The Fed’s monetary policy stance
Central bankers have clearly communicated that their policy moves will be driven by data. If inflation, as measured by the PCE (personal consumption expenditures) price index, starts to move towards the 2% level in a sustainable fashion, policymakers will cause a liftoff. They will increase the target range of the federal funds rate. However, the economy and the labor market have to be doing well and look strong.
Policymakers have refrained from making any promises—even in the medium term. Considering how 2015 has panned out in terms of the expectations from the monetary policy, this looks like an appropriate stance.
The FOMC (Federal Open Market Committee) met on October 27–28 to decide on the course of monetary policy in the US. In the statement released after the meeting, market participants thought that the tone was “hawkish.” The CME Group FedWatch tool measures market participants’ expectations of a rate hike. Before the meeting, it showed that the probability of the target range increasing to 0.5% in the meeting was just 4.6%. The tool assigned only a 32.8% probability of a rate hike in the December meeting.
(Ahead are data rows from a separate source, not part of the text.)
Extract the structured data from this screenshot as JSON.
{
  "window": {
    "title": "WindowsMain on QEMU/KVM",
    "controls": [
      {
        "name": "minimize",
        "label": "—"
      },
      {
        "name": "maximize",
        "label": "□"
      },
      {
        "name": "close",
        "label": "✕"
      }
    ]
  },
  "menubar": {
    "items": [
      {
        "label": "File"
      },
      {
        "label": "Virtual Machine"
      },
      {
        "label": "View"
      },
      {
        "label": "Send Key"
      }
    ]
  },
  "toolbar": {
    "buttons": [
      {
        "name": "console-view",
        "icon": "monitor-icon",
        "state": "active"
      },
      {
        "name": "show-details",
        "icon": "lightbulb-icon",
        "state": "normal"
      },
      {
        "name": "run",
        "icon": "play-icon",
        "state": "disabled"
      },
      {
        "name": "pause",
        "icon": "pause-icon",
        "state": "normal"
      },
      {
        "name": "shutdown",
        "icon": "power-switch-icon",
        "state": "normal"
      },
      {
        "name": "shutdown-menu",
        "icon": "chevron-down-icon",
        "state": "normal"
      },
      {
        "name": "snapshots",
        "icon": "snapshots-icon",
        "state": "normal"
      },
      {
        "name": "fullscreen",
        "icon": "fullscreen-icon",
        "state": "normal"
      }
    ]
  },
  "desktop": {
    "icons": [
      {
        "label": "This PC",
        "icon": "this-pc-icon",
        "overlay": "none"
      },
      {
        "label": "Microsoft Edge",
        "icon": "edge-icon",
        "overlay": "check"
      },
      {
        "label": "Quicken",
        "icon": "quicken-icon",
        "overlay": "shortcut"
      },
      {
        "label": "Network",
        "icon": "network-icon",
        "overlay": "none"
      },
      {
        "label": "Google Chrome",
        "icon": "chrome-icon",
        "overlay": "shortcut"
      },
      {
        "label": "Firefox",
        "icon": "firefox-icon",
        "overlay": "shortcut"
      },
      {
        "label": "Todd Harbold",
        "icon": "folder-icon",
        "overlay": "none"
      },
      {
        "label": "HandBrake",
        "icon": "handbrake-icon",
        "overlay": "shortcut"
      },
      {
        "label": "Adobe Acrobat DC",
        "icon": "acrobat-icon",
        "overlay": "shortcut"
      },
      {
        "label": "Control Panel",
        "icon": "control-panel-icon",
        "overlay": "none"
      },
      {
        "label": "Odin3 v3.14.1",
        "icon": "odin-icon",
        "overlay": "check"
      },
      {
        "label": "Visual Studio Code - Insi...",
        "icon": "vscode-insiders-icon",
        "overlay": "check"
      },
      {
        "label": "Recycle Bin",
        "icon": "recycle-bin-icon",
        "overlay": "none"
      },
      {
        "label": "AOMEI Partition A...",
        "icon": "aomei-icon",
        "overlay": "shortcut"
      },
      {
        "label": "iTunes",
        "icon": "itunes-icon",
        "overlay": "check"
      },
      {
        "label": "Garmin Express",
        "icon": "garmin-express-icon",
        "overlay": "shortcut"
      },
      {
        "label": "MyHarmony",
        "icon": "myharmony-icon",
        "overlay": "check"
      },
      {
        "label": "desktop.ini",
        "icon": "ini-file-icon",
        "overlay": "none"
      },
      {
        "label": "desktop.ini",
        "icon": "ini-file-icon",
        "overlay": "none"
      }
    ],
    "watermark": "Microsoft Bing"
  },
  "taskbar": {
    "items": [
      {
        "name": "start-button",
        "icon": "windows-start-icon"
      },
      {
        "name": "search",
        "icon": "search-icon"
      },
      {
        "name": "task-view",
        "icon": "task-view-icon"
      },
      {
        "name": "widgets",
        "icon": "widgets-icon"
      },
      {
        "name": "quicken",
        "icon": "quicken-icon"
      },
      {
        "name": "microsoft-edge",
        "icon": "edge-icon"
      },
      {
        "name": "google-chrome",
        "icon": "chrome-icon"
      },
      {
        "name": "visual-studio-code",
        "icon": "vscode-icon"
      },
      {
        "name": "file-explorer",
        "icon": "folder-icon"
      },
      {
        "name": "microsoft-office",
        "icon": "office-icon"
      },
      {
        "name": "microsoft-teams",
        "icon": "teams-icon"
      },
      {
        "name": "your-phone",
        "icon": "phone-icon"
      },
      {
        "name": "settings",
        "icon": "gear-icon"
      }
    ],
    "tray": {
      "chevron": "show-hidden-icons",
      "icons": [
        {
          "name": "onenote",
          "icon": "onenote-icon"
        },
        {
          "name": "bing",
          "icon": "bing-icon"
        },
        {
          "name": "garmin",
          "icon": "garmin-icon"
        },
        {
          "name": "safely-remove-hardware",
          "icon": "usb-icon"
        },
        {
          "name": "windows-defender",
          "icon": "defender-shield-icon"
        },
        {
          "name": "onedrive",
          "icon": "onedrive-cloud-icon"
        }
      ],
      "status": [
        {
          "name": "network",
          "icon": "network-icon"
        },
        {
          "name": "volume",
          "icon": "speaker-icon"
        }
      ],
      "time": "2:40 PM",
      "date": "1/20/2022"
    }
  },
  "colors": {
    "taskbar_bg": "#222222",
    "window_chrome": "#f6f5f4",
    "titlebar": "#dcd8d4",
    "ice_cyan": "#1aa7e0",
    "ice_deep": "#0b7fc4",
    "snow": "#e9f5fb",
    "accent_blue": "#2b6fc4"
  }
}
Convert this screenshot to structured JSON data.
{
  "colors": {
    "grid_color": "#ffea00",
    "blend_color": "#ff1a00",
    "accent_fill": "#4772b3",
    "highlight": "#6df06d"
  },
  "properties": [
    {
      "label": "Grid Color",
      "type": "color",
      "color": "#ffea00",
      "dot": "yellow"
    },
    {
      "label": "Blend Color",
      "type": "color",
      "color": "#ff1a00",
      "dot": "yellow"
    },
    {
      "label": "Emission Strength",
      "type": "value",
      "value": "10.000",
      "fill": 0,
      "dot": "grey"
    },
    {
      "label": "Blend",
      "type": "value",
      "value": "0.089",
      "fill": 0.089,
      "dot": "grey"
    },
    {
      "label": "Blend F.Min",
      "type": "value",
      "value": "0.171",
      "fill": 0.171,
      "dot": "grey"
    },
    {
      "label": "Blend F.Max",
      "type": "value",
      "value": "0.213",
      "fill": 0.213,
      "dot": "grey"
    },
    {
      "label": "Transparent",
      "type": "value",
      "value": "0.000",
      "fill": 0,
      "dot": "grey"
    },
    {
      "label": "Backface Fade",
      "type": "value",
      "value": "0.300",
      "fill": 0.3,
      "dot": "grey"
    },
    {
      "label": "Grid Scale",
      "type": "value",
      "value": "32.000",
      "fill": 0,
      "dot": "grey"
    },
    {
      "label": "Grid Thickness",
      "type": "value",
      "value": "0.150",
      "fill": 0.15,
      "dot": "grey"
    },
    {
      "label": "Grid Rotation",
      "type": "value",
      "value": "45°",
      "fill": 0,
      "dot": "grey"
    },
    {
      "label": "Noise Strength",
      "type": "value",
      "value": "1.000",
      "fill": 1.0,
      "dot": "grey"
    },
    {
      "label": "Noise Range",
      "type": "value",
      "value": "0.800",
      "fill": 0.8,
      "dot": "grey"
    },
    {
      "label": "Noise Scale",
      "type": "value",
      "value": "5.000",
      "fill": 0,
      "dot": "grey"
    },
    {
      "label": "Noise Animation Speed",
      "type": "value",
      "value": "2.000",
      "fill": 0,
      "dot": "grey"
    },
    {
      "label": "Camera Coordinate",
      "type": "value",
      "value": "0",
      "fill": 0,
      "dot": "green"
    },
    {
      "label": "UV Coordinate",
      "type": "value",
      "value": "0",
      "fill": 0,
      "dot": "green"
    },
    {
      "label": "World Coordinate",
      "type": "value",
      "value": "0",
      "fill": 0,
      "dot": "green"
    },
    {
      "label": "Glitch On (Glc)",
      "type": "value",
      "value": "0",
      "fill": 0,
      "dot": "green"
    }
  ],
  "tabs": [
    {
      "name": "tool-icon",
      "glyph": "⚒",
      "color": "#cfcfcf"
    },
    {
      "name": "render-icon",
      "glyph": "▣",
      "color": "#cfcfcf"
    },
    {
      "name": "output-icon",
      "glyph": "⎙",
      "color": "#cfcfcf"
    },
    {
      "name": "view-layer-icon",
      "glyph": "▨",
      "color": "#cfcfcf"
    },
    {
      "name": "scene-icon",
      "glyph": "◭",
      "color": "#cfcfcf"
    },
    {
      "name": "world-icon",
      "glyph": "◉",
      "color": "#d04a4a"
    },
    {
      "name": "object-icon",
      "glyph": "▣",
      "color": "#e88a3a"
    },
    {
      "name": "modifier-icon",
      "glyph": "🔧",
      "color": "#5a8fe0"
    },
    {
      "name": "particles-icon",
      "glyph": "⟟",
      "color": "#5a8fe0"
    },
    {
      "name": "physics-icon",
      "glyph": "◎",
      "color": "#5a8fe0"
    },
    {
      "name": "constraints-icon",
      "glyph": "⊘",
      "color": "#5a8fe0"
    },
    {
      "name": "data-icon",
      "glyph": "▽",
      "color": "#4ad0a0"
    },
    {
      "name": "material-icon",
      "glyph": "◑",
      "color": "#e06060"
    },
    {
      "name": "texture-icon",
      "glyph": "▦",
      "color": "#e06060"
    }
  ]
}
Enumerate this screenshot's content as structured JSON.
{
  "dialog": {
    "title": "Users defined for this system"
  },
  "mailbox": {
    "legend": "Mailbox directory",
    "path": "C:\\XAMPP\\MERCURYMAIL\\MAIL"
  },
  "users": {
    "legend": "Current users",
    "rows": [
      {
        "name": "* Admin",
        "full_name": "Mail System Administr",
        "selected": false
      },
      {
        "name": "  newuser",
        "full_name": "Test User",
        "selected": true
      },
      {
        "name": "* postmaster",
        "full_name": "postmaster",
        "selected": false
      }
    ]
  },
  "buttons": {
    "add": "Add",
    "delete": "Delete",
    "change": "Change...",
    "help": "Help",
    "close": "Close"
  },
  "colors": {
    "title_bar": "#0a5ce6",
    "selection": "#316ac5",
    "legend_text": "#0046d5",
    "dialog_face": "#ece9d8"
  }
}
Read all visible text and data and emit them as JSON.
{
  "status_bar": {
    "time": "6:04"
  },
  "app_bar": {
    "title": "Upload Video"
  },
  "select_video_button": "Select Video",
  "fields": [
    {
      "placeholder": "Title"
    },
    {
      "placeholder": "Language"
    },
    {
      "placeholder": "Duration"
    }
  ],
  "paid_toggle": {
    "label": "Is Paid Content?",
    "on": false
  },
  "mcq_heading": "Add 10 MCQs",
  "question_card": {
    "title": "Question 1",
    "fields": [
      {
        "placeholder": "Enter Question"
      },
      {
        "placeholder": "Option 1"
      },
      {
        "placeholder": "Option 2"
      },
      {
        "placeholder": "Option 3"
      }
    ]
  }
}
As of November 3, 2015, the probability of the target range increasing to 0.5% in the December meeting rose to 50.4%.
Central bankers haven’t taken a rate hike in 2015 off the table. Market participants felt that the liftoff would take place in 2015. However, they seem to be getting ready for the event in 2015.
However, at least in the short term, corporates’ profits can be expected to fall as the economy comes to terms with a rising interest rate environment—something that hasn’t occurred since December 2008. Short-term bond yields (BGNAX) can be expected to rise while the inflation trajectory will determine long-term yields (WHOSX).
A “blastoff,” a sudden rise in interest rates due to changing economic conditions, isn’t expected. If it did occur, it would be a challenge for the bond market.
It’s important for investors to keep an eye out for liquidity in the bond markets.